Rapidement le blogueur se défendit.
-Je n'en n'ai pas besoin Sherlock !
-Alors pourquoi tu l'as prise !?
-Pour… Ecoute j'en sais rien. Laisse tomber.
Les yeux bleu acier du détective scrutèrent sans relâche Watson.
-Non.
Une sorte de communication silencieuse passa entre les deux hommes, jusqu'à ce que Sherlock rende la baguette.
-Prends-la.
-Pourquoi ?
-Parce que je t'ai dit que si tu voulais savoir comment t'en servir je t'apprendrai.
Le blond fronça les sourcils.
-Non tu ne m'as pas dit ça. Tu m'as dit ça quand ?!

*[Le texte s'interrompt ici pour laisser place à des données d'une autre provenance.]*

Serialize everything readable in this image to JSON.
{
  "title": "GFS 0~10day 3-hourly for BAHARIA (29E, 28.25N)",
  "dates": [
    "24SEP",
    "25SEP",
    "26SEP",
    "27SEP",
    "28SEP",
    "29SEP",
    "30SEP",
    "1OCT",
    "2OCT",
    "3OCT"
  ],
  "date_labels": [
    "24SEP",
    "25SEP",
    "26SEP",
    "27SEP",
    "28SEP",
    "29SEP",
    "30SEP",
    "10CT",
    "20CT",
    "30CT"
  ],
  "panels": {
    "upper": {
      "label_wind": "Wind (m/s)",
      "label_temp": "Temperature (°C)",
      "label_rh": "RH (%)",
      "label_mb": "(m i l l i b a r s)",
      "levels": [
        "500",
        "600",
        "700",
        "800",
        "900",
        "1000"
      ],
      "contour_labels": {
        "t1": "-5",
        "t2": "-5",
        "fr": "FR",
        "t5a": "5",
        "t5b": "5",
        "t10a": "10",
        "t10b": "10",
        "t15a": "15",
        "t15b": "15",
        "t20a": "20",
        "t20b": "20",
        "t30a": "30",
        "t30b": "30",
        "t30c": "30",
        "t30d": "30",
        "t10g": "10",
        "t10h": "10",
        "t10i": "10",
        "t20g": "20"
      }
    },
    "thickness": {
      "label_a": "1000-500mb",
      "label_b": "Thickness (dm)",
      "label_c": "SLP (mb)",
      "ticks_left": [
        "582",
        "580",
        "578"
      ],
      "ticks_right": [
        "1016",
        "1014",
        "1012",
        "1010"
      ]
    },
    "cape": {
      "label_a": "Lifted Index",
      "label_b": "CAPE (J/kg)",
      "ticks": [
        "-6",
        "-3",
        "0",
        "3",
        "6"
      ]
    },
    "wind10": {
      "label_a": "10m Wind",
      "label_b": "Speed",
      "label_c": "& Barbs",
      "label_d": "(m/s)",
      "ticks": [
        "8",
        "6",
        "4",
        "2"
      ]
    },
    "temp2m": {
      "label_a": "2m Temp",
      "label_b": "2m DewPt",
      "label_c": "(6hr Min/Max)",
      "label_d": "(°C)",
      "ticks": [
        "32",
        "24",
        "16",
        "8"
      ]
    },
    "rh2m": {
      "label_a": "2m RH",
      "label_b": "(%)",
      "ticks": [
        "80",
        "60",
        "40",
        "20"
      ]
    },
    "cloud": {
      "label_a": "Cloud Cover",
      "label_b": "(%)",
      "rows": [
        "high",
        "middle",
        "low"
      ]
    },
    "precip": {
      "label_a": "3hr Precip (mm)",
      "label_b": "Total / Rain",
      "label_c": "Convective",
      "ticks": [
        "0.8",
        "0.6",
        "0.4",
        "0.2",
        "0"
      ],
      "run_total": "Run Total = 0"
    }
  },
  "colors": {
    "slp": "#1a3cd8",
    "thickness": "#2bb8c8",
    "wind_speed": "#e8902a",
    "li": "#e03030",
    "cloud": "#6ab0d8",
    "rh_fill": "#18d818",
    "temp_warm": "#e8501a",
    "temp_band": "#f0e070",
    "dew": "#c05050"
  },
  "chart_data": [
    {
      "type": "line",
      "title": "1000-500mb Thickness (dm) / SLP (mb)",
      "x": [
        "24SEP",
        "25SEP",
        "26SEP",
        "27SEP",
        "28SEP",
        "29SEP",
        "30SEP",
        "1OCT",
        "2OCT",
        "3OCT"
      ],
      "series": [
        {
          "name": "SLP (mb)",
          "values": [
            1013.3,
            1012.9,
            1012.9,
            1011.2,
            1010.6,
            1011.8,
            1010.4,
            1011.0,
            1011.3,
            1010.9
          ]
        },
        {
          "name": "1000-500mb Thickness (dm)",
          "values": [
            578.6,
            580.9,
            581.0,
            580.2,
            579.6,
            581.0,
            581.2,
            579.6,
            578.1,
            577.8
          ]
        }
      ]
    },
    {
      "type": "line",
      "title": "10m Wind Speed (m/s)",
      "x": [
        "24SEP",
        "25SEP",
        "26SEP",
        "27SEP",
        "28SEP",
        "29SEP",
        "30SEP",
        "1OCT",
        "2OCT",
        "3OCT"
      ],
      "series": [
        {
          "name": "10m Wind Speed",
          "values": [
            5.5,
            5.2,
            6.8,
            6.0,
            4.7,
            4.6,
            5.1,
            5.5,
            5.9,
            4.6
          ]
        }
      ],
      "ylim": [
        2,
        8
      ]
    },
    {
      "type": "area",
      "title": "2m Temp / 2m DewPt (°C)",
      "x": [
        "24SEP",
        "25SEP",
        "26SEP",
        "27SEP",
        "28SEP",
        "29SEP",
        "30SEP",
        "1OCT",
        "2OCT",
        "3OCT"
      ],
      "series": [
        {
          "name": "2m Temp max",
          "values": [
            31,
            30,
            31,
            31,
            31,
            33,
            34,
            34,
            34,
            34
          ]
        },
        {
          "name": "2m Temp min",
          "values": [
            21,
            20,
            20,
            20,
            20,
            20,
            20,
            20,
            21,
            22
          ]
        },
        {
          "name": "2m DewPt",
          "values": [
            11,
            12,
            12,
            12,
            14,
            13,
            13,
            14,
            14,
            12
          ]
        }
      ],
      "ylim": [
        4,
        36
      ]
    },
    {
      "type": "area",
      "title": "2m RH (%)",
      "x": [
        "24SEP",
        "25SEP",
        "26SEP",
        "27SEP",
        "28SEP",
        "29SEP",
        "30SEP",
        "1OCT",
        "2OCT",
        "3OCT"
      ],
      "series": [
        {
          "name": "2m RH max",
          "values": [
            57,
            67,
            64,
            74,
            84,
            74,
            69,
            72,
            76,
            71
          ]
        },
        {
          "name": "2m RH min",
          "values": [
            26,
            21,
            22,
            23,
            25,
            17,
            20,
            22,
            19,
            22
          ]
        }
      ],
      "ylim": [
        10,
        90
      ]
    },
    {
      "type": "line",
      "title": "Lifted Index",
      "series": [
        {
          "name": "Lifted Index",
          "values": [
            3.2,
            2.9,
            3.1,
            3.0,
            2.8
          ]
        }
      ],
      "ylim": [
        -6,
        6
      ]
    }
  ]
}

-Le soir où tu as subtilisé ma cravache.
-Je n'ai pas…
-Ça n'a pas d'importance John ! Ce qui est important c'est que tu meurs d'envie d'essayer !
-Comment…
-Pas important !
John soupira, abandonnant la question.
-Bien. Qu'est-ce que…
-Frappe-moi !
-Quoi ?! Avec la cravache !?
-Bien sûr avec la cravache !
-Où ça ?
Exaspéré, Sherlock arracha une nouvelle fois l'objet des mains de John et la frappa, presque instantanément, au sternum et en haut de la cuisse droite.
-Oh !
-Rapidement et avec précision. A toi !
Le médecin sembla perdu une seconde, alternant regard consterné sur son ami et envieux sur l'objet qu'il détenait à nouveau.
Le coup qu'il porta au ventre ne fût pas aussi précis qu'il l'aurait voulu.
Sans réaliser il recula d'un pas et modifia sa position avant d'encore attaquer.
La cravache s'abattit dans une succession de petits coups. Le poignet, le ventre, la hanche puis la cuisse.
Le souffle saccadé Watson s'arrêta de lui-même et focalisa son regard dans celui de Holmes.
Le sourire narquois, le détective nota.
-Je vois que tu apprends vite quand tu es intéressé John.
Le médecin écarta alors doucement les doigts et laissa tomber le stick dans un bruit sourd. C'était… beaucoup trop et ça allait trop vite.
Son pouls. Ses envies. Son début d'érection. Ce que tout ça pouvait vouloir dire.
-Merci pour le cours. Bonne nuit Sherlock.
Le détective resta plusieurs instants les yeux rivés dans le vide, le sourire toujours au coin des lèvres, se félicitant d'une avancée qu'il ne s'attendait pas à désirer.
Étrange et excitant à la fois… il en arriva à la conclusion que la situation serait à explorer dans un futur assez proche.
Descendant vers la cuisine John se fustigea à cause du ridicule de la situation. Il venait de quitter sa chambre, y laissant seul Sherlock pour aller se préparer un thé dont il n'avait pas envie. Tout ça pour éviter un malaise qui ne serait sans doute plus là demain, le détective aura eu vite fait de supprimer la scène de sa mémoire.
Enfin c'était tout ce que John espérait pour le moment en tout cas.